Desfile sobre Lula vira alvo da oposição; governistas falam em ato cultural

Opositores falam em crime eleitoral e propaganda antecipada

Foto: Alex Ferro / Riotour -

O desfile em homenagem ao presidente Luiz Inácio Lula da Silva na Marquês de Sapucaí, no Rio de Janeiro, provocou forte repercussão política e já é alvo de questionamentos na Justiça Eleitoral. Aliados e opositores reagiram rapidamente, dividindo opiniões sobre o caráter da apresentação.

Parlamentares da oposição classificaram o desfile como possível propaganda eleitoral antecipada e até crime eleitoral. Já governistas sustentam que se tratou de manifestação cultural legítima e acusam adversários de tentar censurar o Carnaval.

Partidos oposicionistas anunciaram nesta segunda-feira (16) que vão judicializar o caso. Há um processo em tramitação no Tribunal Superior Eleitoral (TSE) para apurar eventual prática de propaganda antecipada, cuja multa pode variar de R$ 5 mil a R$ 25 mil. O Partido Novo informou que pretende pedir a inelegibilidade de Lula por suposto abuso de poder político e econômico, sob a alegação de uso de recursos públicos para promoção pessoal.

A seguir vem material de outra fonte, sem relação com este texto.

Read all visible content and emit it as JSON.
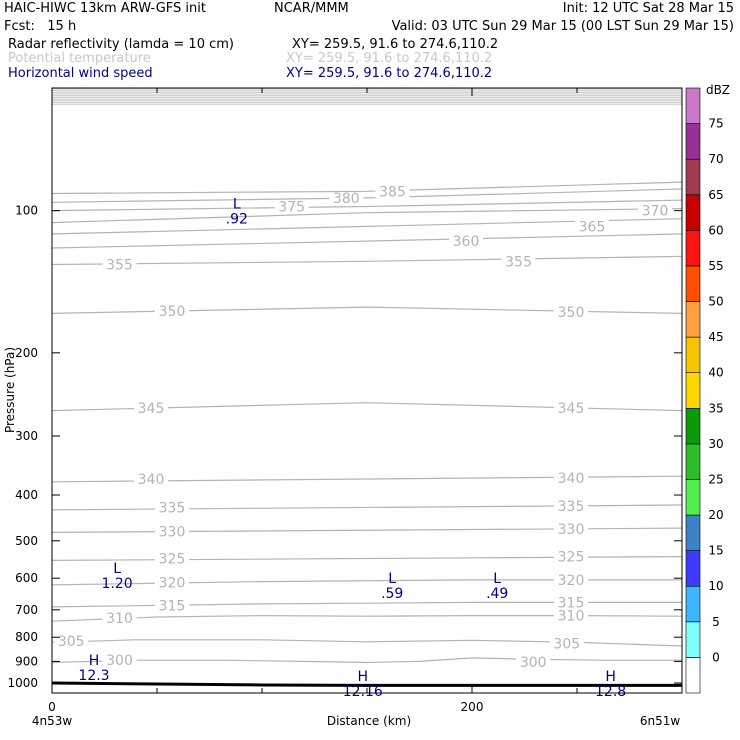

O senador Flávio Bolsonaro (PL-RJ), pré-candidato à Presidência, afirmou que vai protocolar ação “contra os crimes do PT na Sapucaí com dinheiro público”.

Defesa do governo

Do lado governista, integrantes do PT e do governo federal negam qualquer irregularidade. O presidente nacional do Partido dos Trabalhadores (PT), Edinho Silva, declarou que a oposição tenta judicializar uma manifestação cultural ao acionar a Justiça Eleitoral contra o desfile da Acadêmicos de Niterói. Segundo ele, a apresentação foi uma grande manifestação popular.

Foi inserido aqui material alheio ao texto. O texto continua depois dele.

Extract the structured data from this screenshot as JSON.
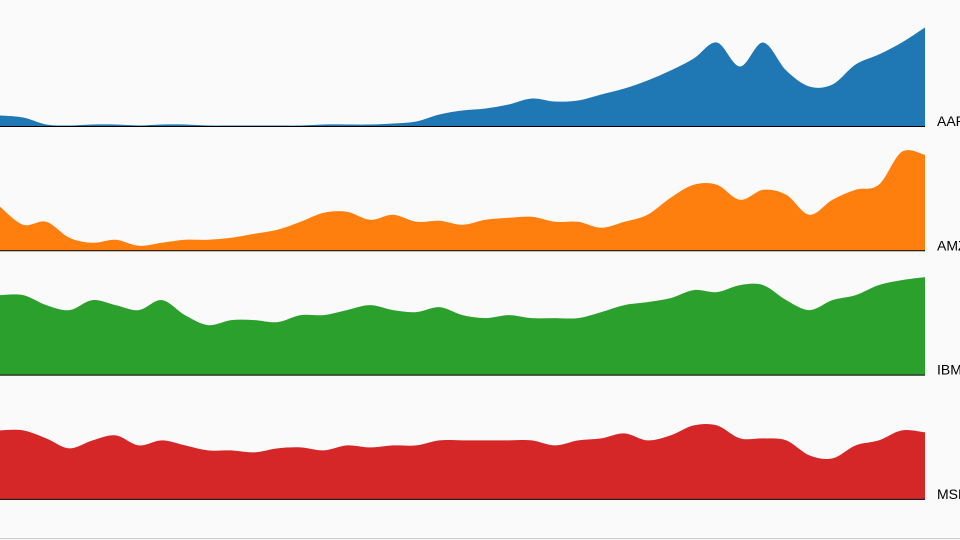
{
  "chart_data": {
    "type": "area",
    "layout": "small-multiples",
    "series": [
      {
        "name": "AAPL",
        "color": "#1f77b4",
        "values": [
          11,
          9,
          2,
          1,
          2,
          2,
          1,
          2,
          2,
          1,
          1,
          1,
          1,
          1,
          2,
          2,
          2,
          3,
          5,
          12,
          16,
          18,
          22,
          28,
          25,
          26,
          32,
          38,
          46,
          56,
          68,
          84,
          60,
          84,
          56,
          40,
          42,
          62,
          72,
          84,
          99
        ]
      },
      {
        "name": "AMZN",
        "color": "#ff7f0e",
        "values": [
          44,
          26,
          29,
          13,
          8,
          11,
          5,
          8,
          11,
          11,
          13,
          17,
          21,
          29,
          38,
          39,
          31,
          36,
          29,
          30,
          26,
          31,
          33,
          34,
          29,
          29,
          23,
          29,
          36,
          53,
          66,
          66,
          51,
          61,
          56,
          36,
          51,
          61,
          66,
          99,
          96
        ]
      },
      {
        "name": "IBM",
        "color": "#2ca02c",
        "values": [
          80,
          80,
          70,
          65,
          75,
          70,
          65,
          75,
          60,
          50,
          55,
          55,
          53,
          60,
          60,
          65,
          70,
          65,
          63,
          68,
          60,
          57,
          60,
          57,
          57,
          57,
          63,
          70,
          73,
          77,
          85,
          83,
          90,
          90,
          75,
          65,
          75,
          80,
          90,
          95,
          98
        ]
      },
      {
        "name": "MSFT",
        "color": "#d62728",
        "values": [
          69,
          69,
          61,
          51,
          59,
          64,
          54,
          59,
          54,
          49,
          49,
          47,
          51,
          52,
          49,
          54,
          52,
          54,
          54,
          59,
          59,
          59,
          59,
          59,
          54,
          59,
          61,
          66,
          59,
          64,
          74,
          74,
          61,
          61,
          59,
          44,
          41,
          54,
          59,
          69,
          67
        ]
      }
    ]
  }
}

O ministro da Secretaria-Geral da Presidência, Guilherme Boulos, também afirmou que não houve ilegalidade. Para ele, a legislação considera irregular apenas o pedido explícito de voto ou o abuso de poder econômico, o que, segundo sua avaliação, não ocorreu.

Outras manifestações

O ex-presidente Michel Temer (MDB), citado no enredo, disse que não vê sentido em exigir rigor histórico de um desfile carnavalesco. Ele lembrou ter sido satirizado pela escola Paraíso do Tuiuti em 2018 e afirmou que a sátira política faz parte da tradição do Carnaval. Neste ano, a Acadêmicos de Niterói retratou Temer “roubando” a faixa presidencial de Dilma Rousseff, em referência ao impeachment de 2016.

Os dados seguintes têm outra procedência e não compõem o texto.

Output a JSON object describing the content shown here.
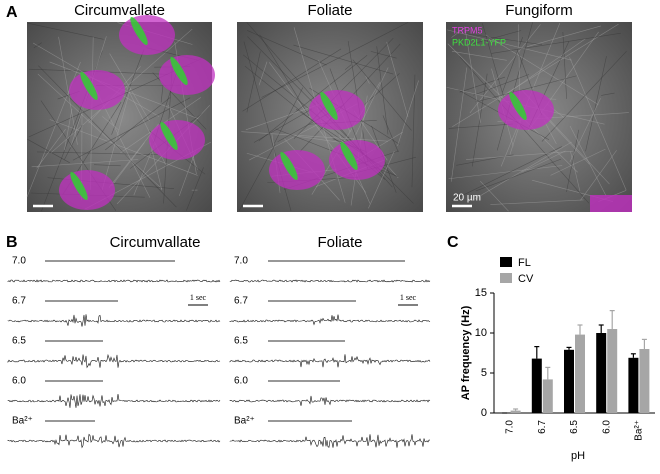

O ministro do Desenvolvimento Agrário, Paulo Teixeira, afirmou nas redes sociais que a Sapucaí testemunhou “a história viva passando pela avenida”. Já o senador Humberto Costa (PT) declarou que a escola narrou a trajetória de um “nordestino que dedicou a vida ao povo”.

A ex-primeira-dama Michelle Bolsonaro (PL) também comentou o desfile. Um dos carros alegóricos mostrava o palhaço Bozo atrás das grades, com tornozeleira eletrônica. Ao compartilhar a imagem, ela afirmou que Lula foi preso por corrupção e escreveu: “Isso é registro judicial, não opinião”.

O líder da oposição no Senado, Rogério Marinho, criticou a apresentação e afirmou que transformar escola de samba em “palanque político” afronta a ética e o equilíbrio democrático. O deputado federal Coronel Zucco (PL-RS) também divulgou nota afirmando que há indícios que merecem apuração quanto à possível promoção eleitoral antecipada.

O caso agora será analisado pela Justiça Eleitoral, em meio ao embate político sobre os limites entre manifestação cultural e propaganda eleitoral.